Typical among them is Alexei Pushkarsky, who ran away from his regiment in Vladimir, east of Moscow, Jan. 5. He says he could no longer endure the beatings by older soldiers when he could not afford to meet demands to buy chocolates, bread, and cream. After a particularly severe thrashing he took refuge in an Army clinic, but doctors made him leave.
"After that I knew I was through. They said I was 'too clever' by hiding in the hospital. They hit me on any pretext. Once, it was because I sang badly. Another time I couldn't find them cookies. Sometimes it was just 'because,' " he says.

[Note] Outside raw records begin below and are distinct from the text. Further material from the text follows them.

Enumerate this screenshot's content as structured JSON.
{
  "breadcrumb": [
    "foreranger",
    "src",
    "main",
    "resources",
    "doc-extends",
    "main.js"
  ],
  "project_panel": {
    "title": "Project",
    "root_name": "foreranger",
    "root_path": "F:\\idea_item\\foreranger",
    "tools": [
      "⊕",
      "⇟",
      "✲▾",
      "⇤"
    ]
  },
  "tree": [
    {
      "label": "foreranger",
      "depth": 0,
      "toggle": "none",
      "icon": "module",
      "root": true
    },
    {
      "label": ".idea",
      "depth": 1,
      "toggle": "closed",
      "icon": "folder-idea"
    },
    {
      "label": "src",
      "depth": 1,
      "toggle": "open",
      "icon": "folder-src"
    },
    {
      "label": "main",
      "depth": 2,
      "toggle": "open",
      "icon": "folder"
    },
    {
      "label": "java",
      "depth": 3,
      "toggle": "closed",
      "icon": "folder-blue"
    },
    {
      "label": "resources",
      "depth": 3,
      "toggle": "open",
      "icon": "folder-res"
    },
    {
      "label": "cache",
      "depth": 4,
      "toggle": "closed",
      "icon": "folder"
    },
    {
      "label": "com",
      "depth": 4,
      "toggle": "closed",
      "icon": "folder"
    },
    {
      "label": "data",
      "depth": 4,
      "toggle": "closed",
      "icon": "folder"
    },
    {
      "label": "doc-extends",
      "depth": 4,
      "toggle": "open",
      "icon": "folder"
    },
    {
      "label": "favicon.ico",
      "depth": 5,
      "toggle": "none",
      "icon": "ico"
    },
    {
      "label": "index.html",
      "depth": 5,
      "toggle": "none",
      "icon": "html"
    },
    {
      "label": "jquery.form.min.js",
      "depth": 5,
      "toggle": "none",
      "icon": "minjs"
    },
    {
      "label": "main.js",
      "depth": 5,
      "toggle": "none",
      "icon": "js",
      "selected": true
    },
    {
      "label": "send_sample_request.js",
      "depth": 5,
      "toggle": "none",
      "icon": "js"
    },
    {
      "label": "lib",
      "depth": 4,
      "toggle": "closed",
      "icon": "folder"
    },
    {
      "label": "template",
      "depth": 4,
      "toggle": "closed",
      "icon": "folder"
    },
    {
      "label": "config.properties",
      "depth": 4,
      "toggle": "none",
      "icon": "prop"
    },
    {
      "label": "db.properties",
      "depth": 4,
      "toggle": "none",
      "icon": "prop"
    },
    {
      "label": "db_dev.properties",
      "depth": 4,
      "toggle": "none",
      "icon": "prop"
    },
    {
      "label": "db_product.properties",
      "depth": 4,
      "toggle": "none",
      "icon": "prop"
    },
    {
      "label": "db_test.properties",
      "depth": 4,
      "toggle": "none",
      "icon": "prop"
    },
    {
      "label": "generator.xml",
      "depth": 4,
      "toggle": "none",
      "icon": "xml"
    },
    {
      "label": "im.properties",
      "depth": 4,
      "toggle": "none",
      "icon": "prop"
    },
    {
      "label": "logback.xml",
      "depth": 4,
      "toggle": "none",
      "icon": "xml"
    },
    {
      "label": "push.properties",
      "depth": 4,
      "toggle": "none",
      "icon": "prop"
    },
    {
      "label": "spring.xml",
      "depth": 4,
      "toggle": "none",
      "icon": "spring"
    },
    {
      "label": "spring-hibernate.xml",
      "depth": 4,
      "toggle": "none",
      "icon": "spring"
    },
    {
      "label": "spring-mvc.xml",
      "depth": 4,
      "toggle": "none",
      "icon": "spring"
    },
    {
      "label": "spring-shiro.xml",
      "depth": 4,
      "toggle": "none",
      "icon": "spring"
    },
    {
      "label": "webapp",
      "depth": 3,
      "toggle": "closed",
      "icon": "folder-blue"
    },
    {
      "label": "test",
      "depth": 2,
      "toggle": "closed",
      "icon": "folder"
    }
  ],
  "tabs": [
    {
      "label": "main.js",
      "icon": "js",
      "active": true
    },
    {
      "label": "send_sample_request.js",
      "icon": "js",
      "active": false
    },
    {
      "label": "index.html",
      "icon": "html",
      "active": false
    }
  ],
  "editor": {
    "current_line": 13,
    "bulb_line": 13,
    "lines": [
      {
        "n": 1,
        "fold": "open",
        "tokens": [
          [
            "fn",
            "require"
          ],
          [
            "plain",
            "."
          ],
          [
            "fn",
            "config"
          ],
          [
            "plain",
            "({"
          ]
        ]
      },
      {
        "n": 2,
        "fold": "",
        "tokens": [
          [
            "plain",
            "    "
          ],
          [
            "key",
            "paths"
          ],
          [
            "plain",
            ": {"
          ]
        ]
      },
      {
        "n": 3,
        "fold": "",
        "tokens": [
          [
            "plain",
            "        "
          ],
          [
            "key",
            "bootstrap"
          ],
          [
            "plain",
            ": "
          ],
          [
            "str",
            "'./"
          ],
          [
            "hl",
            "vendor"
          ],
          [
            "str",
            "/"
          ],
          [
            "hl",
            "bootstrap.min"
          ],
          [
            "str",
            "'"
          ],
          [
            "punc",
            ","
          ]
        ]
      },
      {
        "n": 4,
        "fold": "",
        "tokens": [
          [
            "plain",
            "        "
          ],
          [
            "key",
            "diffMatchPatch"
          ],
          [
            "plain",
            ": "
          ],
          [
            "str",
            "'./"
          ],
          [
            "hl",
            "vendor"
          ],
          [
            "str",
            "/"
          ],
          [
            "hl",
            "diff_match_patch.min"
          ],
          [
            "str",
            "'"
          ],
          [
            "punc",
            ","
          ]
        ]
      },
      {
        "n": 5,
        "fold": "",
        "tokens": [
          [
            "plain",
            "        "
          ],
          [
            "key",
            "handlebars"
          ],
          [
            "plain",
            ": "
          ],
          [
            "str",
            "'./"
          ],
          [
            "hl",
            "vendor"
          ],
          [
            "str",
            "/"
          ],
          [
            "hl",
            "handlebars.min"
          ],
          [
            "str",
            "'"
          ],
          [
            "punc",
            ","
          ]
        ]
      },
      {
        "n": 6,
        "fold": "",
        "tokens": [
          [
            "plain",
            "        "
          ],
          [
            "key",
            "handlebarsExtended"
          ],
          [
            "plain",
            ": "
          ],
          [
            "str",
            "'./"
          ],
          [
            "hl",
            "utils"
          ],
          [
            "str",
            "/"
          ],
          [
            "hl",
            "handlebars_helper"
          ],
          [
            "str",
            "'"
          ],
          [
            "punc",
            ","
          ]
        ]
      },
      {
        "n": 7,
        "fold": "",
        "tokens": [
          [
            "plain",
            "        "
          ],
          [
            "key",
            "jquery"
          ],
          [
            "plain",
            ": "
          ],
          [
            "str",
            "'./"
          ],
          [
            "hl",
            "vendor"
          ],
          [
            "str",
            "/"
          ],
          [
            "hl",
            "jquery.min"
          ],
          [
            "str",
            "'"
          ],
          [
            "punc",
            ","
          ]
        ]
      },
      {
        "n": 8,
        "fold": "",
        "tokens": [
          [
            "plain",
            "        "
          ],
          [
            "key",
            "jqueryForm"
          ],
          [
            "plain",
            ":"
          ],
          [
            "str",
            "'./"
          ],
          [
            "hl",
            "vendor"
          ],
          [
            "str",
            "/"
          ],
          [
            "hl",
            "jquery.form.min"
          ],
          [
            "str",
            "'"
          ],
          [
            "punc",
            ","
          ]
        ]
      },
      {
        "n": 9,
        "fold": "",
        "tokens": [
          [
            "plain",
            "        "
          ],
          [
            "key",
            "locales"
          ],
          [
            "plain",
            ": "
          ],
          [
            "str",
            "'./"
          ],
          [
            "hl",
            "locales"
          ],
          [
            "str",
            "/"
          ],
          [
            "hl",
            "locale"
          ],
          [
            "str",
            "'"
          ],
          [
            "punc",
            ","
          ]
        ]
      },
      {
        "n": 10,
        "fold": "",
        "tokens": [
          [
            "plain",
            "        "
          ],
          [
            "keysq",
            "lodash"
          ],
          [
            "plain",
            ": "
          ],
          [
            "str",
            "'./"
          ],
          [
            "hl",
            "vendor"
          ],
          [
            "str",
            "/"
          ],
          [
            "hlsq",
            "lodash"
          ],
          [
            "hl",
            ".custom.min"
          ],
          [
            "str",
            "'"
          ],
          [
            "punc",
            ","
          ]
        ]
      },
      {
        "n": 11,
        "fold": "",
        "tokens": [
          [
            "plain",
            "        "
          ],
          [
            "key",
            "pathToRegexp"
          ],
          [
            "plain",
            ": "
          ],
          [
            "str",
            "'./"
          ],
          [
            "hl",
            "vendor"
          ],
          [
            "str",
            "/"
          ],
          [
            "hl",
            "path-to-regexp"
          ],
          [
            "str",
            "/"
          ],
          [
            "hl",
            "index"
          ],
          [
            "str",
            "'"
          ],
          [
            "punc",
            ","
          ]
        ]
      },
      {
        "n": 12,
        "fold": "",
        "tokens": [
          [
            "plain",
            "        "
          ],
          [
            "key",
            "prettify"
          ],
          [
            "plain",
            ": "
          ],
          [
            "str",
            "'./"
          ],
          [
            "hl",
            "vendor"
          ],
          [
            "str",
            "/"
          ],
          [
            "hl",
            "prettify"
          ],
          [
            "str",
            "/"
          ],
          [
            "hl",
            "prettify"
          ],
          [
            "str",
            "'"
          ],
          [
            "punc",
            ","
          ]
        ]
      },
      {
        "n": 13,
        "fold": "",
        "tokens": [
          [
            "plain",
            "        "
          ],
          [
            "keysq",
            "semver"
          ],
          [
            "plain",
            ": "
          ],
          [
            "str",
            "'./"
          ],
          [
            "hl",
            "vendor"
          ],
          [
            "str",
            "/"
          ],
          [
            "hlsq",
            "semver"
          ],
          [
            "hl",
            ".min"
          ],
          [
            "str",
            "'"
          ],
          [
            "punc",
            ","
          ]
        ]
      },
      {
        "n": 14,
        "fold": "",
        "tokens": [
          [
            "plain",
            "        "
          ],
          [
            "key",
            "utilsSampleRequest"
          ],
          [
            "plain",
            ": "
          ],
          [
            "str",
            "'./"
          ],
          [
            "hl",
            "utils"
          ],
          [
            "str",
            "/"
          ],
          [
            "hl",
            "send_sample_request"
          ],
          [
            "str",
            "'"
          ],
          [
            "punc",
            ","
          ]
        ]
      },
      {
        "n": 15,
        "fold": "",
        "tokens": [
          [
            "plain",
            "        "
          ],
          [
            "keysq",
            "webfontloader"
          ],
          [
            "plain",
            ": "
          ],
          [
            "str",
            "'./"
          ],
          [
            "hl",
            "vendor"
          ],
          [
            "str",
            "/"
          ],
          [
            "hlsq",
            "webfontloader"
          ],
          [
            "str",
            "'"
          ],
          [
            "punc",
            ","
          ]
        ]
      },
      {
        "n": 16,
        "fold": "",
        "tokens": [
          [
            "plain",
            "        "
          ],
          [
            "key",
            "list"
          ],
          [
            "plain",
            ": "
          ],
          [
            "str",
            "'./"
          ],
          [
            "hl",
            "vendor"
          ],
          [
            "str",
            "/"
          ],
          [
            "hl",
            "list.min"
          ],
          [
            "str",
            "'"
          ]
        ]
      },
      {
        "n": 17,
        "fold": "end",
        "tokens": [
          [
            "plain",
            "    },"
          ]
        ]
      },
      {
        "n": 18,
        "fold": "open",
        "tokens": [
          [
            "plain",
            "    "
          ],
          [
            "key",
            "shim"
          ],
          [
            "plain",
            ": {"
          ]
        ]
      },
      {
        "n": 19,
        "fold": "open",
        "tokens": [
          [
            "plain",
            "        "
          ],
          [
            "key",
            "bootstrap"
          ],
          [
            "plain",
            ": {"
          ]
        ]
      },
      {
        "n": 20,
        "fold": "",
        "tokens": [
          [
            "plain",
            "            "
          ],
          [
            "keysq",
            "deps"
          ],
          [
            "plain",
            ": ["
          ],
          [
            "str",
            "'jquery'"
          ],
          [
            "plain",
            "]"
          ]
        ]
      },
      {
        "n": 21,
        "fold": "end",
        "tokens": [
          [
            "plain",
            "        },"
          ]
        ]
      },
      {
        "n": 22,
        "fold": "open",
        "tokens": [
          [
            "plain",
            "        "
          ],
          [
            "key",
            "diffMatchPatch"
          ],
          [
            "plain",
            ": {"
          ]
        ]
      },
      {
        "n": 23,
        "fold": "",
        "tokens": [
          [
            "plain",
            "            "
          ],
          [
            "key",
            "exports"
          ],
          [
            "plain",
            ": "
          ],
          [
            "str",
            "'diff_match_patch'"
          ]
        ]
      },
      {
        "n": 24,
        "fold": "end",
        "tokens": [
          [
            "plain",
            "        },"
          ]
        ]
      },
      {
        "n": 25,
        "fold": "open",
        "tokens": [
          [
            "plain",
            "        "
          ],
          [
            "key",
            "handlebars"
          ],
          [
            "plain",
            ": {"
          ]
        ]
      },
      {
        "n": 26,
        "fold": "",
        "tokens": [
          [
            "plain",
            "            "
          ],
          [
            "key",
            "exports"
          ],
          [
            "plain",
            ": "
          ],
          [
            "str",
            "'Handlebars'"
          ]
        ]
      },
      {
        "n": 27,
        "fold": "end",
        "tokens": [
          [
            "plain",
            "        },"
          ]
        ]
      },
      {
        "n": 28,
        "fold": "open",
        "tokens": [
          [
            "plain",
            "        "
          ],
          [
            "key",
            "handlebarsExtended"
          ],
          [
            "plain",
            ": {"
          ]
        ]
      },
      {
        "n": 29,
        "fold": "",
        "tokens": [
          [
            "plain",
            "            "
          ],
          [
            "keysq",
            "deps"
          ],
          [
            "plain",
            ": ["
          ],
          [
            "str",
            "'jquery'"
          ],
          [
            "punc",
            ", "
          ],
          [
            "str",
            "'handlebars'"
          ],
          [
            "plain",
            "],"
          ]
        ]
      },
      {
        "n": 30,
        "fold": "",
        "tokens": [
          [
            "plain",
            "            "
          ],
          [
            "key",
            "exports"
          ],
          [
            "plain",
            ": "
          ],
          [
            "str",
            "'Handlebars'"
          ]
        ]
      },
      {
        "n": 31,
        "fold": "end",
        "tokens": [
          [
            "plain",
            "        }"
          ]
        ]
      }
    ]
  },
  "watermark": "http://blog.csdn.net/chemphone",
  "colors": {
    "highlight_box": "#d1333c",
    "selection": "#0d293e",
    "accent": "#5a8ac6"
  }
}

Ms. Melnikova says besides hazing and poor conditions, another increasing problem is that many of the 150,000 youths recruited every six months are physically unfit. Underweight, drug-addicted, and ill boys are being drafted and cannot perform their duties properly.
The government denies this is the case, but it does concede disturbing figures pertaining to abuse. The Military General Prosecutor's Office reports that 57 soldiers died and 2,735 were injured from hazing during the first 11 months of last year. Nearly 500 committed suicide.
It is less precise on the total number of conscripts who have gone AWOL, although some experts put the figure at about 10,000 a year. Since a partial amnesty was announced last March, 11,478 deserters turned themselves in to authorities.
Many of those still on the run are armed. Unable to get proper jobs, they often join criminal gangs. So alarmed are authorities about this threat that they organized a massive sweep across Russia in mid-January. But only about 400 deserters were rounded up in the operation, which spanned 50 cities and 46 regions.
Ivan insists he will not give himself up, and says he prefers to remain underground if the committee can't help him.
"I had thought it was every man's duty to serve the Army. But I would not have signed up if I had known the conditions. Joining the Army was the biggest mistake of my life."